Realistically, are you using SQLite if you can’t compile and source control your rev of the codebase? Is that really a big deal?

rcxdude

Yes, it's extremely common to be using it and not even be compiling anything yourself, let alone C or any support libraries.

CBLT

`sqlite3_rsync` must be installed on the remote host too, so now you're cross-compiling for all the hosts you manage. It also must be installed into the PATH the ssh uses, which for a number of operating systems doesn't include /usr/local/bin. So I guess you're now placing your sshd config under configuration management to allow that.

These tasks aren't that challenging but they sure are a yak shave.

hundredwatt

The recently released sqlite_rsync utility uses a version of the rsync algorithm optimized to work on the internal structure of a SQLite database. It compares the internal data pages efficiently, then only syncs changed or missing pages.

Nice tricks in the article, but you can more easily use the builtin utility now :)

I blogged about how it works in detail here: https://nochlin.com/blog/how-the-new-sqlite3_rsync-utility-w...

rsync

Also note:

sqlite3_rsync is now built into the rsync.net platform.

  ssh user@rsync.net sqlite3_rsync … blah blah …

… just added last week and not rolled out in all regions but … all initial users reported it worked exactly as they expected it to.

jgalt212

sqlite_rsync can only be used in WAL mode. A further constraint of WAL mode is the database file must be stored on local disk. Clearly, you'd want to do this almost all the time, but for the times this is not possible this utility won't work.

SQLite

I just checked in an experimental change to sqlite3_rsync that allows it to work on non-WAL-mode database files, as long as you do not use the --wal-only command-line option. The downside of this is that the origin database will block all writers while the sync is going on, and the replicate database will block both reads and writers during the sync, because to do otherwise requires WAL-mode. Nevertheless, being able to sync DELETE-mode databases might well be useful, as you observe.

If you are able, please try out this enhancement and let me know if it solves your problem. See <https://sqlite.org/src/info/2025-05-01T16:07Z> for the patch.

SQLite

Update: This enhancement is now on trunk and will be included in the 3.50.0 release of SQLite due out in about four weeks.

remram

WAL mode works on many network filesystems provided it's being written from a single host at a time.

jgalt212

I'm not sure understand your comment.

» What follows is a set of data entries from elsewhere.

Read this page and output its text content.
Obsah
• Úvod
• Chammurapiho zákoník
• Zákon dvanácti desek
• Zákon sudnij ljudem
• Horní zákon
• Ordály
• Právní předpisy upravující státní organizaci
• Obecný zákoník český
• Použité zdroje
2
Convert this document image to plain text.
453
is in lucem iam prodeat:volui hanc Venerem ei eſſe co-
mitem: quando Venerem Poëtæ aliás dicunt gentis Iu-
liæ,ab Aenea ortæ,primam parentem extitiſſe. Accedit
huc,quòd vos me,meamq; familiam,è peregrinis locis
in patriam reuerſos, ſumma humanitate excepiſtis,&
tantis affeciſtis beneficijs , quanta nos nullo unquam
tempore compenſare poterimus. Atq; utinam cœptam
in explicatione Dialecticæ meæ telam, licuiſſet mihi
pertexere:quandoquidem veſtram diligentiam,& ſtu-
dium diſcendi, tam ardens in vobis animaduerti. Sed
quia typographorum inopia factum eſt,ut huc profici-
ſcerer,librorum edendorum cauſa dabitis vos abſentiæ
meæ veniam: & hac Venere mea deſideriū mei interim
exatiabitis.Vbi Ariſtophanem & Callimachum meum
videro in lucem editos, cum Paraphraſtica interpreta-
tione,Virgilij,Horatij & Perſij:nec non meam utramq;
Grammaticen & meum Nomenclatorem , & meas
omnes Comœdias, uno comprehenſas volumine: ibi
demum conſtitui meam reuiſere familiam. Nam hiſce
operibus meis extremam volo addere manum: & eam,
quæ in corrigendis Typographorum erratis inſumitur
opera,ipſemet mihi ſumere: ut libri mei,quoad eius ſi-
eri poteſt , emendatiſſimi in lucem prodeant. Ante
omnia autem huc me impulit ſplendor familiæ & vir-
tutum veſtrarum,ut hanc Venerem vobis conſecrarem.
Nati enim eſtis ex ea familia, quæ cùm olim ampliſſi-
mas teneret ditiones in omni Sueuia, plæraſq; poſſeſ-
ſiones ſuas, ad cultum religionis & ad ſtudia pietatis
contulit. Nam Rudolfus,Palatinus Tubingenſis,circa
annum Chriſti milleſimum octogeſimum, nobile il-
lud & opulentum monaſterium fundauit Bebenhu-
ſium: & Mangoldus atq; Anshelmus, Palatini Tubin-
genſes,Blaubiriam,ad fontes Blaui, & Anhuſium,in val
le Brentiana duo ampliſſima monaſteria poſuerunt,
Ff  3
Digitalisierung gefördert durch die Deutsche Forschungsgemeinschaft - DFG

Regardless of WAL or network filesystem usage, the sqlite file cannot be written to from multiple processes simultaneously. Am I missing something here, or did you misstate?

construct0

Demands increasing page size if you sync frequently (bandwidth).

mromanuk

I was surprised that he didn't try to use on the flight compression, provided by rsync:

  -z, --compress              compress file data during the transfer
      --compress-level=NUM    explicitly set compression level

Probably it's faster to compress to gzip and later transfer. But it's nice to have the possibility to improve the transfer with a a flag.

jddj

Or better yet, since they cite corruption issues, sqlite3_rsync (https://sqlite.org/rsync.html) with -z

sqlite transaction- and WAL-aware rsync with inflight compression.

crazygringo

The main point is to skip the indices, which you have to do pre-compression.

When I do stuff like this, I stream the dump straight into gzip. (You can usually figure out a way to stream directly to the destination without an intermediate file at all.)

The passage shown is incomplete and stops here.